Por força do batismo e do calvário, os negros escravizados e arrastados para a américa brasileira não teriam o mesmo destino de seus pais, que, embora fossem livres, eram gentios e, por isso, condenados: “Como diz logo o texto sagrado que não morrerem e perecerem os filhos de Coré, quando morreu e pereceu seu pai” (VIEIRA, Sermão XIV, c. 6). Assim, os negros e a transmigração atlântica de escravizados são retratados como partícipes do mistério da missão salvívica de Jesus Cristo, que veio para redimir a humanidade.


Intencionalmente ou não, Vieira justifica a empresa colonial na escravização e no desterramento do africano, que em sua terra é gentio, mas na nova terra, paradisíaca e colonial, pode obter a salvação por razão do batismo. Quer dizer, o tráfico negreiro foi lucrativo não apenas para a empresa colonial e para a empreitada cristã – levar o evangelho aos confins da Terra e converter o maior número possível de almas à fé em Jesus Cristo –; ela foi também benéfica ao próprio gentio negro, a quem foi dada a chance de salvação. Portanto, o jovem noviço, no sermão XIV do Rosário, pregado aos escravos, busca promover um triângulo de resistência à escravidão, que se baseia na fé, na passividade e na aceitação de sua condição, porque ela faz parte do projeto salvívico de Deus.

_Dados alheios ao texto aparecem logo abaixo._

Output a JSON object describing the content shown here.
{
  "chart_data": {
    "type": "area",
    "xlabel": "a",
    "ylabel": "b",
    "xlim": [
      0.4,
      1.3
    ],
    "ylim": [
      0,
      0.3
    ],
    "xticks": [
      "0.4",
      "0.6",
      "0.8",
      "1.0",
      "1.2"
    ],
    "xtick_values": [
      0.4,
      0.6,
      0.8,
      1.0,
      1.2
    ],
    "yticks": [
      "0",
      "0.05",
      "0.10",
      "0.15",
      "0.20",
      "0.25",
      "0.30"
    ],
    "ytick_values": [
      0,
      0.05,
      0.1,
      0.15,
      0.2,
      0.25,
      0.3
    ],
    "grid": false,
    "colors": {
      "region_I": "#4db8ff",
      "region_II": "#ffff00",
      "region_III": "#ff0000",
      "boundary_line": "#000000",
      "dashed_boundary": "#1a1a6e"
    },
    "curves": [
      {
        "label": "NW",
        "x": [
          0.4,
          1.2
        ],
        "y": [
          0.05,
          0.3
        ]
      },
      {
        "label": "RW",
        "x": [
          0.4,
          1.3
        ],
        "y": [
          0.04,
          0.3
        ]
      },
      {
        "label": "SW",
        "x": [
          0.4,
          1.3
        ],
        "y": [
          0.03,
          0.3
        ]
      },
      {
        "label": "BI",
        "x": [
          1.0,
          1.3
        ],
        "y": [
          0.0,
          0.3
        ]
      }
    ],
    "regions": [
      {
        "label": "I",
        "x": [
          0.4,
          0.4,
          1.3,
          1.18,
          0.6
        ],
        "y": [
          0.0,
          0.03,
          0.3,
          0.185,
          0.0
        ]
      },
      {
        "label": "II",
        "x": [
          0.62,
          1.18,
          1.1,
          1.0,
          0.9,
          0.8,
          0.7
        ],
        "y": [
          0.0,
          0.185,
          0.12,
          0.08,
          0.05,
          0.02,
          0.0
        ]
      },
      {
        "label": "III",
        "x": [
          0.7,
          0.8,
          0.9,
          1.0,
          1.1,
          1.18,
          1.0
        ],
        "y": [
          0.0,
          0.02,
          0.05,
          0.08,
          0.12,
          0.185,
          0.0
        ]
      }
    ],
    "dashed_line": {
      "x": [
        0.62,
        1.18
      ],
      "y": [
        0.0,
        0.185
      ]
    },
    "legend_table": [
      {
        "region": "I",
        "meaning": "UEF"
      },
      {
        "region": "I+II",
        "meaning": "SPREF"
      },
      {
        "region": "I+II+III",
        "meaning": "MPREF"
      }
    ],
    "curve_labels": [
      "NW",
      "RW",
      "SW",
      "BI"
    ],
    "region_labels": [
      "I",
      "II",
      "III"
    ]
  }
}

Aqui, enseja citar Bosi, quando fala da moral da cruz-para-os-outro:

 

“A cruz, que humanizara o Redentor e hipostasiara a oblação de Jesus na pena do cativo, acaba sendo interpretada como sinal de um sacrifício válido em si mesmo, propiciatório por si mesmo, em aberta oposição a todo o relato evangélico, que acusa a farsa do julgamento, a violência da sentença, a hipocrisia dos fariseus, a impiedade dos saduceus, a boçalidade da massa exigindo a crucifixão do inocente, enfim a covardia de Pilatos ao entregar à fúria dos sacerdotes e dos esbirros um homem de quem dissera não ter nele encontrado culpa alguma” (BOSI, 1992, p. 148).

 

Assim, ainda que se pudesse dizer que a intenção do Padre Antônio Vieira era consolar os negros escravizados e aliviar o fardo deles, pintando-os como partícipes do Mistério da Salvação, ele acaba por servir à ordem mercantil e à boçalidade desta ao legitimar a espoliação do trabalho humano.